Abbildung 3: Minimum Spanning Tree (Ridom SeqSphere+) aller Isolate des Betriebs A ab 2020. Die Zahlen zwischen den Sequenzdatensätzen bezeichnen die Anzahl unterschiedlicher Allele (Alleldifferenzen; AD), also den „genetischen Abstand“. Farbig hinterlegte Einträge gehören einem Cluster an, also einer Gruppe von genetisch sehr ähnlichen Isolaten.

 

In anderen Fällen zeigten die Untersuchungen im Gegensatz dazu beispielsweise, dass ein Eintrag von Listeria monocytogenes in Betrieb B immer wieder über die zugelieferten Rohstoffe erfolgte (Abb. 4).

 

Abbildung 4: Minimum Spanning Tree (Ridom SeqSphere+) aller Isolate des Betriebs B ab 2021.

Abbildung 4: Minimum Spanning Tree (Ridom SeqSphere+) aller Isolate des Betriebs B ab 2021

 

Die in diesen beiden Szenarien (seitens LMÜ wie auch seitens des Herstellers) zu treffenden Maßnahmen unterscheiden sich hier grundlegend.

 

Durch den Abgleich mit Daten von Patientenkeimen, die beispielsweise das Landesgesundheitsamt oder das Robert-Koch-Institut zur Verfügung stellen, wurde ebenfalls bereits in mehreren Fällen ein bisher unentdeckt gebliebener möglicher Zusammenhang mit Lebensmitteln entdeckt (Abb. 5). Wichtig ist hierbei jedoch, dass die WGS-Ergebnisse immer nur einen ersten Hinweis auf einen epidemiologischen Zusammenhang darstellen. Dieser muss durch nachfolgende Untersuchungen (z. B. Prüfung hinsichtlich der Lieferkette oder Abgleich mit den tatsächlich von erkrankten Personen verzehrten Lebensmitteln) bestätigt werden.

 

Abbildung 5: Minimum Spanning Tree (Ridom SeqSphere+) von Isolaten eines Ausbruches.

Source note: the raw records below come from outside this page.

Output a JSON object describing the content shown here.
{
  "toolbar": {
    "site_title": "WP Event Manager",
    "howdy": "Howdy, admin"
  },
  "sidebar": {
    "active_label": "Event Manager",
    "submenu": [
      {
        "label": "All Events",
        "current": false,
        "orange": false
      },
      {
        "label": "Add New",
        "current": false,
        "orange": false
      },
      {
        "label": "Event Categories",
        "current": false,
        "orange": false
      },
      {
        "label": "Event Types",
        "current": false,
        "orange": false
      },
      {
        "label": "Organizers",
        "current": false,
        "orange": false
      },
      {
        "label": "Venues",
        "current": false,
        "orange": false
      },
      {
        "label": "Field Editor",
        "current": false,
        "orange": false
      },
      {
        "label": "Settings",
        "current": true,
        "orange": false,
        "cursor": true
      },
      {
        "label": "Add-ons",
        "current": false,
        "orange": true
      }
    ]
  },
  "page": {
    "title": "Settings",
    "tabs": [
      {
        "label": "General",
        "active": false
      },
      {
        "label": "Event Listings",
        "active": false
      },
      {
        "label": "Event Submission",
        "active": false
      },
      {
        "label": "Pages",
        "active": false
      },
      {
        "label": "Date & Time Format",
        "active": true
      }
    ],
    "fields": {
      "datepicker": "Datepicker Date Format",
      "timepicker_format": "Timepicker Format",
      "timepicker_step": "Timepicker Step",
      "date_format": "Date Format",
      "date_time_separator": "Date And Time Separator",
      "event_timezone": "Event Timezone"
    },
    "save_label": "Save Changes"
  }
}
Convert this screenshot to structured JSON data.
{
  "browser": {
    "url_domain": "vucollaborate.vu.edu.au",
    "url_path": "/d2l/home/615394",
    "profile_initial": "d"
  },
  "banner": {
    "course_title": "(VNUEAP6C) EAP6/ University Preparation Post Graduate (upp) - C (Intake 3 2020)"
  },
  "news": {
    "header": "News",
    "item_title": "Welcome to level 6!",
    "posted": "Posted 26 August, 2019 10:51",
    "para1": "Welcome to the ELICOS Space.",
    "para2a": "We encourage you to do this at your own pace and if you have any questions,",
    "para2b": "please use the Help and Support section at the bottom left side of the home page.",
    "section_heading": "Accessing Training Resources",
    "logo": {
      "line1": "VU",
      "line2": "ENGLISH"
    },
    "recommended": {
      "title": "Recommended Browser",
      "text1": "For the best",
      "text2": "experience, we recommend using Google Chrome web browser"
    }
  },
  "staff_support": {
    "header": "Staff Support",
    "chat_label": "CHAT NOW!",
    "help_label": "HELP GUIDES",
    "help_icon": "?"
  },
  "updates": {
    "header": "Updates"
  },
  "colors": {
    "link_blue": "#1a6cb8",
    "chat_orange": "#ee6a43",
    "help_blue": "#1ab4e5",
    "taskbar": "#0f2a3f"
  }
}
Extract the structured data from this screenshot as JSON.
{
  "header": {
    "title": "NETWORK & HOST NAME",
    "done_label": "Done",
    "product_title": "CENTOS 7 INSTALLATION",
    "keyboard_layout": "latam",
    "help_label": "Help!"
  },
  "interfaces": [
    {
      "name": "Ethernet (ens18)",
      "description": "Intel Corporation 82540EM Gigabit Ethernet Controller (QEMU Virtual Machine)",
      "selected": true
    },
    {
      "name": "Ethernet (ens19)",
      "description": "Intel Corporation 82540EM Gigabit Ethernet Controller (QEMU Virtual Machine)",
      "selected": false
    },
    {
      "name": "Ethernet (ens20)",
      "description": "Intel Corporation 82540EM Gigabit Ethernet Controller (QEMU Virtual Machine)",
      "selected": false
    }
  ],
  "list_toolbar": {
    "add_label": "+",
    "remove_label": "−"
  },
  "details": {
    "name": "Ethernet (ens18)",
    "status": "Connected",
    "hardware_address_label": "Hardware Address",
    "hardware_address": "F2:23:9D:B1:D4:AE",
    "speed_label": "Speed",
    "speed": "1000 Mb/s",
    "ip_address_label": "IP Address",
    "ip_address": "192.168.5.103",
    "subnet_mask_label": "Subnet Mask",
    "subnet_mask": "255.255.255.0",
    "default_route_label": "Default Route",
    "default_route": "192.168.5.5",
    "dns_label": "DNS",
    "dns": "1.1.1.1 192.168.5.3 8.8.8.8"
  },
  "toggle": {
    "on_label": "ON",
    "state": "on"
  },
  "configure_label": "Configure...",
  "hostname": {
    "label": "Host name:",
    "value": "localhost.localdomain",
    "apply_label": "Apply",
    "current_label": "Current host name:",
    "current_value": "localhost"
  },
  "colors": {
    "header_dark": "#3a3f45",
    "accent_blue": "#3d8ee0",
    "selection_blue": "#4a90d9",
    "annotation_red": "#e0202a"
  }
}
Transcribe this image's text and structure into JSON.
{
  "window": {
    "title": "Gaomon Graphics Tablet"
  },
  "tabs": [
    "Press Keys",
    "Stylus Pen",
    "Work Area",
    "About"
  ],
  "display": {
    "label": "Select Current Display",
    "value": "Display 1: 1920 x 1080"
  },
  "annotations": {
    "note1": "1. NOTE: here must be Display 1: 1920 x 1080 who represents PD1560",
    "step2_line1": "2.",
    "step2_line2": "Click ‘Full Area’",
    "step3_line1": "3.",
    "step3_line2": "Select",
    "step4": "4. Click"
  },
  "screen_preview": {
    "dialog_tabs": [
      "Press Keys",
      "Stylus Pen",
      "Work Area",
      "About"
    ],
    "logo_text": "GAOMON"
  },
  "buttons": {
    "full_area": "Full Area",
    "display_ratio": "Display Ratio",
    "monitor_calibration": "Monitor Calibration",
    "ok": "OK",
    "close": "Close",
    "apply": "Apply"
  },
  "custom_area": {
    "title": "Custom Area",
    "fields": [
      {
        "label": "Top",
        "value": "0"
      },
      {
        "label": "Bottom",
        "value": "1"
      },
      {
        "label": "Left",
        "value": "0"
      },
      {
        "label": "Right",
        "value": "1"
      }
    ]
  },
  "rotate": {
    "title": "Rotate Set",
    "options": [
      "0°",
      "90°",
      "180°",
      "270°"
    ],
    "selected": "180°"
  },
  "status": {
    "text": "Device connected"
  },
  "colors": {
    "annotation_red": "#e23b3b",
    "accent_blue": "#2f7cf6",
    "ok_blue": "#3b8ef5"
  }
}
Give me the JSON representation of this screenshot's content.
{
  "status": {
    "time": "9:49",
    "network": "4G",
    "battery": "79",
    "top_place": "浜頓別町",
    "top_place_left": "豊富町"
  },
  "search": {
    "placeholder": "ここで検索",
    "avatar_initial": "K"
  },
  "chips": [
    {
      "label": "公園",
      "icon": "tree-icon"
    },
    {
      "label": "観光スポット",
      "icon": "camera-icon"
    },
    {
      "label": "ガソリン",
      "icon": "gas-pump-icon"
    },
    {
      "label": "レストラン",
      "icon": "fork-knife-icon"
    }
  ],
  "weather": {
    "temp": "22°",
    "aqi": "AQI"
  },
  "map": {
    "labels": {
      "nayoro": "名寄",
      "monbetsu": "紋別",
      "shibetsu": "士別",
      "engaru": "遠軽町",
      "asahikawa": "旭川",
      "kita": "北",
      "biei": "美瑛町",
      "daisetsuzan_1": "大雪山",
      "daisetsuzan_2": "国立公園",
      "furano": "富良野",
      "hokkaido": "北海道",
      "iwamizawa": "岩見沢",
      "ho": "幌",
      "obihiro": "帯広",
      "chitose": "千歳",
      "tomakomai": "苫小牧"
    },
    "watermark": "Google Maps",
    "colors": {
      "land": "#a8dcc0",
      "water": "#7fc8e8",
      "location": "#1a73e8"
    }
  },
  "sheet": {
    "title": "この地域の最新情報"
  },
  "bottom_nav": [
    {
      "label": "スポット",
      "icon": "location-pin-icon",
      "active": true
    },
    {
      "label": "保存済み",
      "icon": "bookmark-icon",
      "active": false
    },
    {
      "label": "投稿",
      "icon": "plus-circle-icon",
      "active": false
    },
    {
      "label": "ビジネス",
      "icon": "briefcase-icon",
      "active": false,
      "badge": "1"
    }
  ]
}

Abbildung 5: Minimum Spanning Tree (Ridom SeqSphere+) von Isolaten eines Ausbruches. Humanisolate sind blau gefärbt, Eigenkontrollisolate grün und amtliche Planproben rot.

 

NGS als neue Technik ermöglicht es so Zusammenhänge aufzudecken, die bisher vollständig unbemerkt geblieben sind, oder erst nach langwierigen epidemiologischen Untersuchungen feststellbar waren. So können kontaminierte Lebensmittel schneller identifiziert und Erkrankungsausbrüche beim Menschen gestoppt werden.

 

Diese Weiterentwicklung der epidemiologischen Methoden wird somit durch die konsequente Nutzung der bestehenden Rechtsgrundlagen insbesondere durch Anforderung der Eigenkontrollisolate in Baden-Württemberg seit mehreren Jahren effektiv zum Schutz der Verbraucher eingesetzt.

 

Infokasten

Einsendung der Isolate ans CVUA Stuttgart

Angabe folgender Informationen:

  • Art des Isolates (z. B. Salmonelle)
  • Untersuchte Matrix (Lebensmittel, Umgebung)
  • Untersuchungsdatum
  • entnommen bei: Betrieb, Ort / bei Handelsware: Herstellerbetrieb, Ort
  • Interne Privatlabor-Nr. des Isolates und Privatlabor

 

Einsendung als Platte/Röhrchen/Tupfer an:
CVUA Stuttgart, Lebensmittelmikrobiologie
(z. Hd. Fr. Dr. Horlacher)
Schaflandstr. 3/2, 70736 Fellbach

 

Quellen

[1] Zoonose-VO: Verordnung mit lebensmittelrechtlichen Vorschriften zur Überwachung von Zoonosen und Zoonoseerregern vom 8. August 2007 (BGBl. I S. 1816, 1871), die zuletzt durch Artikel 1 der Verordnung vom 19. Juni 2020 (BGBl. I S. 1480) geändert worden ist.